La réforme, en améliorant artificiellement la notation de centaines de milliers de logements sans travaux permet à ces biens de regagner de la valeur sur le marché, car ils sont perçus comme moins énergivores qu’auparavant, et renforce leur attractivité locative, en leur évitant les sanctions locatives liées au DPE.

Selon certains acteurs du marché, sans travaux conséquents, un logement qui passe de classe G ou F à D ou E peut voir sa valeur progresser de façon significative, simplement du fait de la révision méthodologique du DPE. Cet effet de valorisation raisonne particulièrement dans les zones tendues, où l’offre locative est limitée et la demande forte, faisant de l’amélioration DPE une variable de négociation à part entière pour acheteurs et bailleurs.

Limites de la réforme et réactions des acteurs

Alors que la réforme est accueillie favorablement par de nombreux professionnels de l’immobilier qui soulignent la correction d’une mauvaise pénalisation des logements chauffés à l’électricité, des voix critiques s’élèvent.

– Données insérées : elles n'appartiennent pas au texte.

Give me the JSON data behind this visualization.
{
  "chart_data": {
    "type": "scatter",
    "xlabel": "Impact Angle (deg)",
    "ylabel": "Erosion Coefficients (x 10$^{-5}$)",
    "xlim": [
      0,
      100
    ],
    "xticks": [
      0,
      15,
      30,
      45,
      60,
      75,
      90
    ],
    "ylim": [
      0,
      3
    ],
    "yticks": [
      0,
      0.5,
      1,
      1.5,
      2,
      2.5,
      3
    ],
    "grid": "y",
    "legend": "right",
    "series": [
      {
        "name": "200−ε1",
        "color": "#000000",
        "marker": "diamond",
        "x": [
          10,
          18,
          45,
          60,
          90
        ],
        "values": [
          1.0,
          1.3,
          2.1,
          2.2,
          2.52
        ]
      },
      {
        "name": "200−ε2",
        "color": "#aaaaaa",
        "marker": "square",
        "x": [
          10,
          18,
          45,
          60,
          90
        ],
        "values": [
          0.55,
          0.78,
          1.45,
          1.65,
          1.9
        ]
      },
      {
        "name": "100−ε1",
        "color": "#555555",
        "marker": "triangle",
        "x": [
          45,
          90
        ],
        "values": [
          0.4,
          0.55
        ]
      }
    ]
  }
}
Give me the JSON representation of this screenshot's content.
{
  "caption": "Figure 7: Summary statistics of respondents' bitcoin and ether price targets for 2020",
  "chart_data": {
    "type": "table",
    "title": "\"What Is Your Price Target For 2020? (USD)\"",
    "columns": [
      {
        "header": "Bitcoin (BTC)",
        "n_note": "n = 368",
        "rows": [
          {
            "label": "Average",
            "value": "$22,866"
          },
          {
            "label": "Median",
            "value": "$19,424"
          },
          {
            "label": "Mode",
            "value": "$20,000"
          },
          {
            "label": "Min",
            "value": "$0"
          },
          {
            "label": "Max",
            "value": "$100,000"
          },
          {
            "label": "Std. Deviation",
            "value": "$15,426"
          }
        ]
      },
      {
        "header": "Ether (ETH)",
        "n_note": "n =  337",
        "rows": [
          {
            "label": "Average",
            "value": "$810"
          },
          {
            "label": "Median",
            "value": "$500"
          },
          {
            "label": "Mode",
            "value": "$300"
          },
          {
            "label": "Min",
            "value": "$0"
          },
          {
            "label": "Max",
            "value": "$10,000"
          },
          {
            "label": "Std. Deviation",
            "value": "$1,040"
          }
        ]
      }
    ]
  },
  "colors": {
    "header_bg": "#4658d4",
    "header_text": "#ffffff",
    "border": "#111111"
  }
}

Certaines associations environnementales dénoncent en effet une possible dilution de l’incitation à rénover réellement les logements énergivores, car la sortie du statut de passoire sans travaux réduit la pression sur les propriétaires.

Pour les locataires, une meilleure étiquette ne signifie pas nécessairement une réduction immédiate de la facture énergétique, ni une amélioration du confort thermique réel, car le classement résulte d’un changement méthodologique, pas d’une intervention sur la performance physique du bâtiment.

Enfin, les seuils et méthodes de calcul restent sujets à débat parmi les diagnostiqueurs et certaines institutions techniques qui appellent à une professionnalisation accrue du diagnostic immobilier de performance afin de garantir sa fiabilité et sa cohérence.

Passoires thermiques, rénovation et calendrier réglementaire

La réforme du DPE 2026 s’inscrit dans un cadre réglementaire plus large visant à réduire la part des passoires thermiques, définies comme des logements très énergivores : la loi Climat et Résilience prévoit l’interdiction progressive de location pour les logements classés G dès 2025, F dès 2028 et E dès 2034.